Jennette McCurdy was six years old when she had her first acting audition. Her mother’s dream was for her only daughter to become a star, and Jennette would do anything to make her mother happy. So she went along with what Mom called “calorie restriction,” eating little and weighing herself five times a day. She endured extensive at-home makeovers while Mom chided, “Your eyelashes are invisible, okay? You think Dakota Fanning doesn’t tint hers?” She was even showered by Mom until age sixteen while sharing her diaries, email, and all her income.
In I’m Glad My Mom Died, Jennette recounts all this in unflinching detail—just as she chronicles what happens when the dream finally comes true. Cast in a new Nickelodeon series called iCarly, she is thrust into fame. Though Mom is ecstatic, emailing fan club moderators and getting on a first-name basis with the paparazzi (“Hi Gale!”), Jennette is riddled with anxiety, shame, and self-loathing, which manifest into eating disorders, addiction, and a series of unhealthy relationships. These issues only get worse when, soon after taking the lead in the iCarly spinoff Sam & Cat alongside Ariana Grande, her mother dies of cancer. Finally, after discovering therapy and quitting acting, Jennette embarks on recovery and decides for the first time in her life what she really wants.

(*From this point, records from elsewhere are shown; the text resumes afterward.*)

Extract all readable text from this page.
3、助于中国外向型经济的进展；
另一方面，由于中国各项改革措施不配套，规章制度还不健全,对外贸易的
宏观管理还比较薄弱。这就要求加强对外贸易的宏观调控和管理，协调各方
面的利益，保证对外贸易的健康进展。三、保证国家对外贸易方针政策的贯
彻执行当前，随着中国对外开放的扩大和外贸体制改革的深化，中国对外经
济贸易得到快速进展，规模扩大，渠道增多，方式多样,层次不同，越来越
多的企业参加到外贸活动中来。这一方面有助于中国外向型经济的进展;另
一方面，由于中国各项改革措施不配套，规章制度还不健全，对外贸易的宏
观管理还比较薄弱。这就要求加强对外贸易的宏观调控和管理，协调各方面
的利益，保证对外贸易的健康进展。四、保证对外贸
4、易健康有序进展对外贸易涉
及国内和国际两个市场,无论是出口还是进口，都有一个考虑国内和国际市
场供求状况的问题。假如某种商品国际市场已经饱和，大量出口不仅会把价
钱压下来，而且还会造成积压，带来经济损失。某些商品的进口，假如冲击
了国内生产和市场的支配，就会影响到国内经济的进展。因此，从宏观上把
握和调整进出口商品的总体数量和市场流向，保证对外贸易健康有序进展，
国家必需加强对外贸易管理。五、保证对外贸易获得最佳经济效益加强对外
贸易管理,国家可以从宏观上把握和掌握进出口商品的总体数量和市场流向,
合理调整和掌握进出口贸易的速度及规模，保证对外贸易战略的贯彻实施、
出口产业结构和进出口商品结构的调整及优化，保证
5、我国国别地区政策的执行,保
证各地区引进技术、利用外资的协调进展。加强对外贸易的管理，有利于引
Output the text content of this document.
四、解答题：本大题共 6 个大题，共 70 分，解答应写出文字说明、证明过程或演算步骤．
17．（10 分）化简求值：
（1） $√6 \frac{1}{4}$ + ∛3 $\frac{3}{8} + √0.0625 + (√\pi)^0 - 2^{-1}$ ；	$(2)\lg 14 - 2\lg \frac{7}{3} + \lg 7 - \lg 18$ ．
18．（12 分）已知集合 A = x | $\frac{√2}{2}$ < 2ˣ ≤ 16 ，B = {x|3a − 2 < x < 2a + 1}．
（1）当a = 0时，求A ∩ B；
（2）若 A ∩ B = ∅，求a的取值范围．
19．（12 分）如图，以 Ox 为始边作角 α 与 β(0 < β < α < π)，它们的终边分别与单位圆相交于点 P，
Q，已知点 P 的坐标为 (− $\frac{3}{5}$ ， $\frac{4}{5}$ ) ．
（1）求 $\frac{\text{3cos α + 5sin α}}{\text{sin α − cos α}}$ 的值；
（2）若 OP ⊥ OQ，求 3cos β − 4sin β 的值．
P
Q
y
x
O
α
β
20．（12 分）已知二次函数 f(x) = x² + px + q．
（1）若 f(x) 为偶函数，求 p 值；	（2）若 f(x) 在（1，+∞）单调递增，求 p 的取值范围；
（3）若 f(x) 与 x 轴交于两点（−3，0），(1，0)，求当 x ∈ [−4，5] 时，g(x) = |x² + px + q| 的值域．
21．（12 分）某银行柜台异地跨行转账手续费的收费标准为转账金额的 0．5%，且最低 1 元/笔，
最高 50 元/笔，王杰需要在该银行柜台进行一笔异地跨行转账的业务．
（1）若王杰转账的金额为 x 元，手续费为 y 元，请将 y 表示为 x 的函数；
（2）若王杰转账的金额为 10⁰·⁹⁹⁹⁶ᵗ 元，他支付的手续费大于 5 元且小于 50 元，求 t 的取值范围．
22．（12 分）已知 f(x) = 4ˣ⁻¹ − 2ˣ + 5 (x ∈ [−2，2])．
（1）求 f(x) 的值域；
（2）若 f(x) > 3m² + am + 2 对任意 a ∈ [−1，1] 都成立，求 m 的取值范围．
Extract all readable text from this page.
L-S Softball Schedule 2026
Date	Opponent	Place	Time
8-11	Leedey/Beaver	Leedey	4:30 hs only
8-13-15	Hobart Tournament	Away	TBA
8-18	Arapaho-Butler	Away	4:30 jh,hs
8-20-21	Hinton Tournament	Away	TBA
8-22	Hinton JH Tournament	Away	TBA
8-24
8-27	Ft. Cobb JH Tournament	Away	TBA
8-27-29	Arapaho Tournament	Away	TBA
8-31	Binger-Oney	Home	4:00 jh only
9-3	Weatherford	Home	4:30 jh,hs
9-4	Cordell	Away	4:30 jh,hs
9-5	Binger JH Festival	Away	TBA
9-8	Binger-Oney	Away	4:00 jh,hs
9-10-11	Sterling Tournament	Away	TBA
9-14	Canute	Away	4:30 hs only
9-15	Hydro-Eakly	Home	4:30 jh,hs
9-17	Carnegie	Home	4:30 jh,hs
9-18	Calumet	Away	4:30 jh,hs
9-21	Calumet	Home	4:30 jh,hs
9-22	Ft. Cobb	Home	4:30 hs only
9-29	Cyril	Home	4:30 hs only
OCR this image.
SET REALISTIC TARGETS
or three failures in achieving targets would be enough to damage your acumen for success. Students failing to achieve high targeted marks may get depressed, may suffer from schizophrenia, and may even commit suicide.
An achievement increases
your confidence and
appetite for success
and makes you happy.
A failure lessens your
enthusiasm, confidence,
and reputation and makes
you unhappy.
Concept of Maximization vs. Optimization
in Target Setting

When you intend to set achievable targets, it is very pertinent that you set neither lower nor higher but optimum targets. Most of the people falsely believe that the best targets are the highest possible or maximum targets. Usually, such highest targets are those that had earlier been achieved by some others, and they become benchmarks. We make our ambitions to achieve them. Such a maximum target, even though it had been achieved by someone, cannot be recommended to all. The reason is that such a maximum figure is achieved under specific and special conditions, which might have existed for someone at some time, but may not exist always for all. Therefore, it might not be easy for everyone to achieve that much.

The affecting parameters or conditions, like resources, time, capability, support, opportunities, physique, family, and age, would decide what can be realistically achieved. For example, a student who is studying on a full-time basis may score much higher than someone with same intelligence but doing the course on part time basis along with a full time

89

Told with refreshing candor and dark humor, I’m Glad My Mom Died is an inspiring story of resilience, independence, and the joy of shampooing your own hair.
I don’t know a lot about Jennette’s life in the public eye – I’m not really young enough to have watched her in iCarly, but I’ve heard a LOT about this book and I want to read more non-fiction, so was looking forward to giving this a go. This book definitely gives you a new respect for Jennette, and child actors like her who are under an enormous amount of pressure not only to please directors and agents but also their own parents.
I’m Glad My Mom Died is hard reading at times. I wanted to scream at her mum, and also at the other people around Jennette who didn’t realise what she was going through whilst she was growing up, or how her mother was abusing her. If you have any experience of eating disorders I’d say probably stay away from this book, but if not then I think it’s an interesting read.
I really enjoyed reading Jennette’s story from childhood to an adult struggling, with so many issues, and seeing the acting industry through the eyes of a child, and the extra pressures that come with that kind of career, even without a mother like Jennette’s or ‘The Creator’, a director at Nickelodeon who really needs to get his comeuppance!
The writing itself isn’t anything to shout about – it’s written engagingly enough as the subject is so intriguing, but I wouldn’t say it’s anything special in terms of the language used, and it’s very American in its choice of words (unsurprisingly)! It is, however, a very easy to read – I raced through it and found it really gripping.
I’m Glad My Mom Died is a fascinating but heartbreaking story and makes me want to add far more autobiographies to my reading list.